Each side was given 15 minutes of uninterrupted TV time each day to present its case, and the multiple anti-Pinochet political parties turned to TV ad writer Rene Saavedra (Gael Garcia Bernal) to help create their campaign. The politicians wanted to do a dry, scary recitation of the facts -- this many people executed, this many people "disappeared," this many people exiled -- thinking that this would be the only chance they'd ever had to present that case on national television.
Saavedra argued that facts, especially depressing ones, wouldn't "sell" and that the campaign was sure to lose with that approach. Instead, he proposed a peppy, optimistic campaign built around a sappy jingle ("Chile, happiness is coming"), imagery of picnics and rainbows and happy children, and bad Laugh-In sketches.

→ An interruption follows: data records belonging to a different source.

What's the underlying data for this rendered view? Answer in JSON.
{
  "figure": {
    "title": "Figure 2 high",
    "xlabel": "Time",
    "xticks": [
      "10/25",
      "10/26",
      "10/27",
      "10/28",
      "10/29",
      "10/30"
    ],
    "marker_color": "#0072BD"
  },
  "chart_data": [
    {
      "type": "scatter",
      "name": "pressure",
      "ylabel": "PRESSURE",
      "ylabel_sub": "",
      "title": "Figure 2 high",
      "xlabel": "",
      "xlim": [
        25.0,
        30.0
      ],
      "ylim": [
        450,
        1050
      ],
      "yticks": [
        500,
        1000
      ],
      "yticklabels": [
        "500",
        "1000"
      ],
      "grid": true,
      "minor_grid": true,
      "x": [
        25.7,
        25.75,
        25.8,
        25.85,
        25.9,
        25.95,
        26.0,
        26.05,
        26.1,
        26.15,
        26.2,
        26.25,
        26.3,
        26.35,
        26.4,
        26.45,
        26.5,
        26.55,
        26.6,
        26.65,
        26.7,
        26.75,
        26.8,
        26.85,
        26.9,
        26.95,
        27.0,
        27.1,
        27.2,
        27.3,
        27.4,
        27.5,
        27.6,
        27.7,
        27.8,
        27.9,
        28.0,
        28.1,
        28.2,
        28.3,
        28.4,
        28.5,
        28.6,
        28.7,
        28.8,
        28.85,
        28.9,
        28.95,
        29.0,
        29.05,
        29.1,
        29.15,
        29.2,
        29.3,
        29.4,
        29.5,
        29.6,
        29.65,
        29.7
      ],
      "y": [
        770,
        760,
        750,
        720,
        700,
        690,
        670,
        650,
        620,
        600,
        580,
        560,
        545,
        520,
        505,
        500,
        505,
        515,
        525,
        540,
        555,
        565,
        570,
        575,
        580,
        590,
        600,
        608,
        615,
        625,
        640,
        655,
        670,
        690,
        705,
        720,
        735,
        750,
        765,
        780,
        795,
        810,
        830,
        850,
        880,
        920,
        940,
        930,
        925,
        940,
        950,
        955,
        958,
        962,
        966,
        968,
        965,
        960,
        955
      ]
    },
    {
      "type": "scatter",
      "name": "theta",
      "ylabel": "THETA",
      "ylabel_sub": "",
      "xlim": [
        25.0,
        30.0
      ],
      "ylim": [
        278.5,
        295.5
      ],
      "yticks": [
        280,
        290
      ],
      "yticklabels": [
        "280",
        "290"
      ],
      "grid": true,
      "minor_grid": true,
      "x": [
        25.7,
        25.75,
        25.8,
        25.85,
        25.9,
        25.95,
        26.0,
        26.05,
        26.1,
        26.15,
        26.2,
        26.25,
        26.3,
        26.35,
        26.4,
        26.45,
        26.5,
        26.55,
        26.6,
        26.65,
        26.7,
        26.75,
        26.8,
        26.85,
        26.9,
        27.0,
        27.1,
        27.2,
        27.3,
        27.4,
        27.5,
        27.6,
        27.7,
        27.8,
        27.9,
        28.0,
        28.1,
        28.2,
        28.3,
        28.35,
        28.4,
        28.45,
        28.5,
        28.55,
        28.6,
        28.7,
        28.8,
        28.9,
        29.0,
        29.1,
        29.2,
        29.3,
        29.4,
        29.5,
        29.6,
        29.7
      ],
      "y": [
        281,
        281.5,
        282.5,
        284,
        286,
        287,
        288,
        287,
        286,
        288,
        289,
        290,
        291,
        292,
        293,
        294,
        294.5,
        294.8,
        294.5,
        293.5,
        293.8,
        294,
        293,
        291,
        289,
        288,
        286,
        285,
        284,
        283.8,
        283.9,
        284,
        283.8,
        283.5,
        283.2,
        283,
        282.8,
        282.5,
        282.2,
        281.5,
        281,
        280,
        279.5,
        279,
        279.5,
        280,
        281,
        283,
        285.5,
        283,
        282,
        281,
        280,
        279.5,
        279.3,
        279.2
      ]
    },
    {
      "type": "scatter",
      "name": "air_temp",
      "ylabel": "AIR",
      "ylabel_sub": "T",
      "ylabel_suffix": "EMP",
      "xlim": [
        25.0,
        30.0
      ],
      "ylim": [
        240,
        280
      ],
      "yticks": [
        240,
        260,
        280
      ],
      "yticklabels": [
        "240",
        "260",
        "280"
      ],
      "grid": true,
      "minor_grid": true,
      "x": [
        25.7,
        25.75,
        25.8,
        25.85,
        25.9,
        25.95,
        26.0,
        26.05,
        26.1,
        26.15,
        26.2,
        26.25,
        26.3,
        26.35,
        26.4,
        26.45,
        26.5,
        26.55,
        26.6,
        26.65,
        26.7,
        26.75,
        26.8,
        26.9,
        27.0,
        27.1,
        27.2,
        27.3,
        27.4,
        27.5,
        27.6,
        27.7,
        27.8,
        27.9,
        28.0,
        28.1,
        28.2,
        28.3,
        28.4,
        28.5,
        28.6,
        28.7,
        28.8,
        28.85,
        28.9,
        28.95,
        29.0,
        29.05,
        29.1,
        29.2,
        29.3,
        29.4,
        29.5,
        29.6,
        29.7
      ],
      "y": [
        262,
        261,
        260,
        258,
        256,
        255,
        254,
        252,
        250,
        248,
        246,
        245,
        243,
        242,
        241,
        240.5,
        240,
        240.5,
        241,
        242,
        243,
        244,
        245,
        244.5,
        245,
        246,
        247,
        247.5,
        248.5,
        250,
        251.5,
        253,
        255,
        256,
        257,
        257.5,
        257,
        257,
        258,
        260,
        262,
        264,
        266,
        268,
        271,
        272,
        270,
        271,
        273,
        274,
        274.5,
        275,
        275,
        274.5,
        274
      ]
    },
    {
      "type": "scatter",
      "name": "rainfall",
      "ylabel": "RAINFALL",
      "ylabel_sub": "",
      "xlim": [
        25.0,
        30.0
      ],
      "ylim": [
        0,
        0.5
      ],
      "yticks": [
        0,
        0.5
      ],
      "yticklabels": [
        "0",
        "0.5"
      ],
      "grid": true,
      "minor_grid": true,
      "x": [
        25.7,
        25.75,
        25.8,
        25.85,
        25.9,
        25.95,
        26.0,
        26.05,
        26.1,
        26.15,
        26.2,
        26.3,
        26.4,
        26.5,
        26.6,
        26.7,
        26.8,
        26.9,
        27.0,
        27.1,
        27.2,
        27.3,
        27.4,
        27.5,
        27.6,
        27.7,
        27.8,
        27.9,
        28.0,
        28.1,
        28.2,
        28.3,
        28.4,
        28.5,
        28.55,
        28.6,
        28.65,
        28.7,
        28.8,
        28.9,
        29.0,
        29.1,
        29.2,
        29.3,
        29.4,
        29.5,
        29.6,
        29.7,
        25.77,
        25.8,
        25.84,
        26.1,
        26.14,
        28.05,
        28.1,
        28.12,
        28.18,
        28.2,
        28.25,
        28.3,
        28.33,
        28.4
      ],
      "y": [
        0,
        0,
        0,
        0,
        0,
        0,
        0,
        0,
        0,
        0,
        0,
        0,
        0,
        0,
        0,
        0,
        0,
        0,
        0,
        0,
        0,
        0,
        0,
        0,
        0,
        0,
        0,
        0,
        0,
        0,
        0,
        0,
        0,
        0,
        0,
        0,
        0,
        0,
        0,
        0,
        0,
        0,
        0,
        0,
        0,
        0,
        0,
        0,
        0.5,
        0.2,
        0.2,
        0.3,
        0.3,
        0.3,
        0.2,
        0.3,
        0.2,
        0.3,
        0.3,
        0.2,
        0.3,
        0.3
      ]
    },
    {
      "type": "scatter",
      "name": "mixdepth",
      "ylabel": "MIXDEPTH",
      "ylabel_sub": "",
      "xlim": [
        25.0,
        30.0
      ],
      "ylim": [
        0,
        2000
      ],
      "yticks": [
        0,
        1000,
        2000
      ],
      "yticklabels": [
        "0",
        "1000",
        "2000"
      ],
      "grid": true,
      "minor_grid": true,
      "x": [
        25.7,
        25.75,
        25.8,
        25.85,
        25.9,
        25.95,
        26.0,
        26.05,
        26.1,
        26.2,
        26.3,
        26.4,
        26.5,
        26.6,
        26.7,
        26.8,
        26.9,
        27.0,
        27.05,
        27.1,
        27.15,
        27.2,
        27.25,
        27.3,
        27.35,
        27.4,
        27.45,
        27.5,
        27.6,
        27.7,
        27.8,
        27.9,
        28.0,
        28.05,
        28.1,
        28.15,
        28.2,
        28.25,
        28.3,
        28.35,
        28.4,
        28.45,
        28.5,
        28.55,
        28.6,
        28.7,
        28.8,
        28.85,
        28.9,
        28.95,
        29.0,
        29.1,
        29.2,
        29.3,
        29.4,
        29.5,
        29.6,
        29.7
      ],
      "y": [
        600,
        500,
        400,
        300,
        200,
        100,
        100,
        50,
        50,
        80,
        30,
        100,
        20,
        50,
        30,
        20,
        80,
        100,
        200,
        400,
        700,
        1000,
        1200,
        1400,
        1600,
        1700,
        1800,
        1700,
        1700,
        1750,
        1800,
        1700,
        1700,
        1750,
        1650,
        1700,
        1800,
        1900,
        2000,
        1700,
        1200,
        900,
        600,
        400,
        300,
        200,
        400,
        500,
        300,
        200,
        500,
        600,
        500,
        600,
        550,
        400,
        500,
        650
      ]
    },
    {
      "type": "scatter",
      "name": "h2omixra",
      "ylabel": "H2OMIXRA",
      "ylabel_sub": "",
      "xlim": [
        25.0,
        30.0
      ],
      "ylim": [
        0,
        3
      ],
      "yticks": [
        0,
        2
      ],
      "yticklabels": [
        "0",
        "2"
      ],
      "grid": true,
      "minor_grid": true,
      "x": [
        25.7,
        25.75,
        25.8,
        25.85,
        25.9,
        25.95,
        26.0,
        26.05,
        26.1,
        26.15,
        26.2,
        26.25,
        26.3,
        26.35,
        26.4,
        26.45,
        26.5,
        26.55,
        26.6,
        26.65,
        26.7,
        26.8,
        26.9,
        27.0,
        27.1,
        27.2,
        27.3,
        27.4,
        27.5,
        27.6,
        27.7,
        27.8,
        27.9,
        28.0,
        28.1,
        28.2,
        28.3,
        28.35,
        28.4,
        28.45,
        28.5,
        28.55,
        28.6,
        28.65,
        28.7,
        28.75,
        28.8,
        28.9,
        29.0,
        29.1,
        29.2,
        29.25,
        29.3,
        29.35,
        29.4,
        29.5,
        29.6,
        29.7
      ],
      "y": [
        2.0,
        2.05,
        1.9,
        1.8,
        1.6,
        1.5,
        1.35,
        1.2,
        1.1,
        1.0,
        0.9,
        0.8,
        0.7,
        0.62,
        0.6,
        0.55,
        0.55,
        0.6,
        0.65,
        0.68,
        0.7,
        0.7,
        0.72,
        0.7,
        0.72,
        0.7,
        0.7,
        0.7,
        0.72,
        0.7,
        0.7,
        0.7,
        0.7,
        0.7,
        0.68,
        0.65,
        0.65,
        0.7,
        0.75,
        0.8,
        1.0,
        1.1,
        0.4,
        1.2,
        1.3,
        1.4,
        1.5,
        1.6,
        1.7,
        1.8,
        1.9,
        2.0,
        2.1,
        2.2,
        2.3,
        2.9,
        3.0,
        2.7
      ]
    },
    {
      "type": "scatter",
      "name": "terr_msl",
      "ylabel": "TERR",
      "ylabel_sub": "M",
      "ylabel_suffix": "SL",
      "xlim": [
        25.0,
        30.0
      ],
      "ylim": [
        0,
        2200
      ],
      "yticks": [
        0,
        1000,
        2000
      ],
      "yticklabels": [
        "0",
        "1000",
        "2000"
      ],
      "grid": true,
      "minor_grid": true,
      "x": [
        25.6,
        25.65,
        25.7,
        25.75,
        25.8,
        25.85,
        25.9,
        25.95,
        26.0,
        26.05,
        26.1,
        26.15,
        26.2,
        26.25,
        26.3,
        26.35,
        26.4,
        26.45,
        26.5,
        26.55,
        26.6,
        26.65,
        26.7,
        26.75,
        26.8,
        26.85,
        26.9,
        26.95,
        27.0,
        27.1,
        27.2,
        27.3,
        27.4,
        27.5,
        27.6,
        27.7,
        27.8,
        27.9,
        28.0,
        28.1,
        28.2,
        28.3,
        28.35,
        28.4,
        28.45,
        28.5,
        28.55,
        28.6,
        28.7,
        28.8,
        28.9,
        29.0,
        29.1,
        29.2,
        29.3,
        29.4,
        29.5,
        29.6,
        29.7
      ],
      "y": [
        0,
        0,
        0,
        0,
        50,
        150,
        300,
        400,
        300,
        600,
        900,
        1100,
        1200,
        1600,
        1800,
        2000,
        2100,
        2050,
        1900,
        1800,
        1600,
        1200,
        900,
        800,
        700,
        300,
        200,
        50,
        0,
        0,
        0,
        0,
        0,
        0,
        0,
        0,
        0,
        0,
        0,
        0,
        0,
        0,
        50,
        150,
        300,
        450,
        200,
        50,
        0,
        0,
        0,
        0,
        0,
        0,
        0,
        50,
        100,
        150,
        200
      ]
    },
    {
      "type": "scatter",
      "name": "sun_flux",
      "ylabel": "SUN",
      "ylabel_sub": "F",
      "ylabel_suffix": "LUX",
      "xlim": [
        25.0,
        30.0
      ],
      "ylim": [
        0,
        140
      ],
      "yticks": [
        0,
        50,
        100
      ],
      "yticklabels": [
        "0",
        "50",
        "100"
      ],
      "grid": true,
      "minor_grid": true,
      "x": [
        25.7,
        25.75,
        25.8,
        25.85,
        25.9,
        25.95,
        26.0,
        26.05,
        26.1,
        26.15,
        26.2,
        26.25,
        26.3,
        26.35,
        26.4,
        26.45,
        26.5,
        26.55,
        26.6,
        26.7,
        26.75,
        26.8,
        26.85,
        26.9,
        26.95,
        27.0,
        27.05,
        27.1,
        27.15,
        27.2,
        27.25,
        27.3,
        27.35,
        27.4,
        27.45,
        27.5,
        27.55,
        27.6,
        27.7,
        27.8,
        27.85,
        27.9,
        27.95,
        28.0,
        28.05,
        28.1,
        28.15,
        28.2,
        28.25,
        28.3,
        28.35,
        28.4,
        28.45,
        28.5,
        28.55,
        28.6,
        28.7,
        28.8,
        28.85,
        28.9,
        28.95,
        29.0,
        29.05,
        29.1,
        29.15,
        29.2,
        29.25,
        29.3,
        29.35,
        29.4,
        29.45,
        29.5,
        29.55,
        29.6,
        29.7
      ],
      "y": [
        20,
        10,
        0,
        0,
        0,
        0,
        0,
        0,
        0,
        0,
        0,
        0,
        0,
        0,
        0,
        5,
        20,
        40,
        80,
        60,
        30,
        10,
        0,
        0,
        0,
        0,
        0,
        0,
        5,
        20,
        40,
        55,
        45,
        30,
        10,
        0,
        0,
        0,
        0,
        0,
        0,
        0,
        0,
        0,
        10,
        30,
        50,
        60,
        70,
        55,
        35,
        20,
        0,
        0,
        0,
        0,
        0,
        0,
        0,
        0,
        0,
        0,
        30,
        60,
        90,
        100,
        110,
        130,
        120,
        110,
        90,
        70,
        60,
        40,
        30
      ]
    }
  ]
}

That conflict, and that clash of styles, would have made a really interesting movie, but it's dismissed in about ten minutes so that we can watch lots of the ads and be fed a tepid thriller plot about whether Saavedra's family is in danger as a result of his work. Also pushed to the background is the tension between Saavedra and his liberal friends, many of whom believe that the election is rigged, and that by taking part, Saavedra is only lending legitimacy to an inherently corrupt process.
Chile voted to get rid of Pinochet (it's really not a spoiler if it's a 25-year-old historical event, right?), but -- and here is one of the movie's major flaws -- we're not told anything that convinces us that this campaign is at all responsible for Chile's vote to oust Pinochet. This lack of information, to be sure, is not the fault of the filmmakers -- I would imagine that a regime as repressive as that of Pinochet was not a hospitable place for pre-election polling -- but it does leave us feeling that we've watched a lot of sound and fury without knowing what, if anything, it accomplished.
The look of the movie is interesting; it's shot using cameras and film stock from the 80s, so the period footage, including ads from the "no" campaign, blends seamlessly with the new footage. But that is the most interesting thing about the movie, which ignores its most promising ideas in favor of letting us hear the "Chile, happiness is coming" jingle about 18,000 times.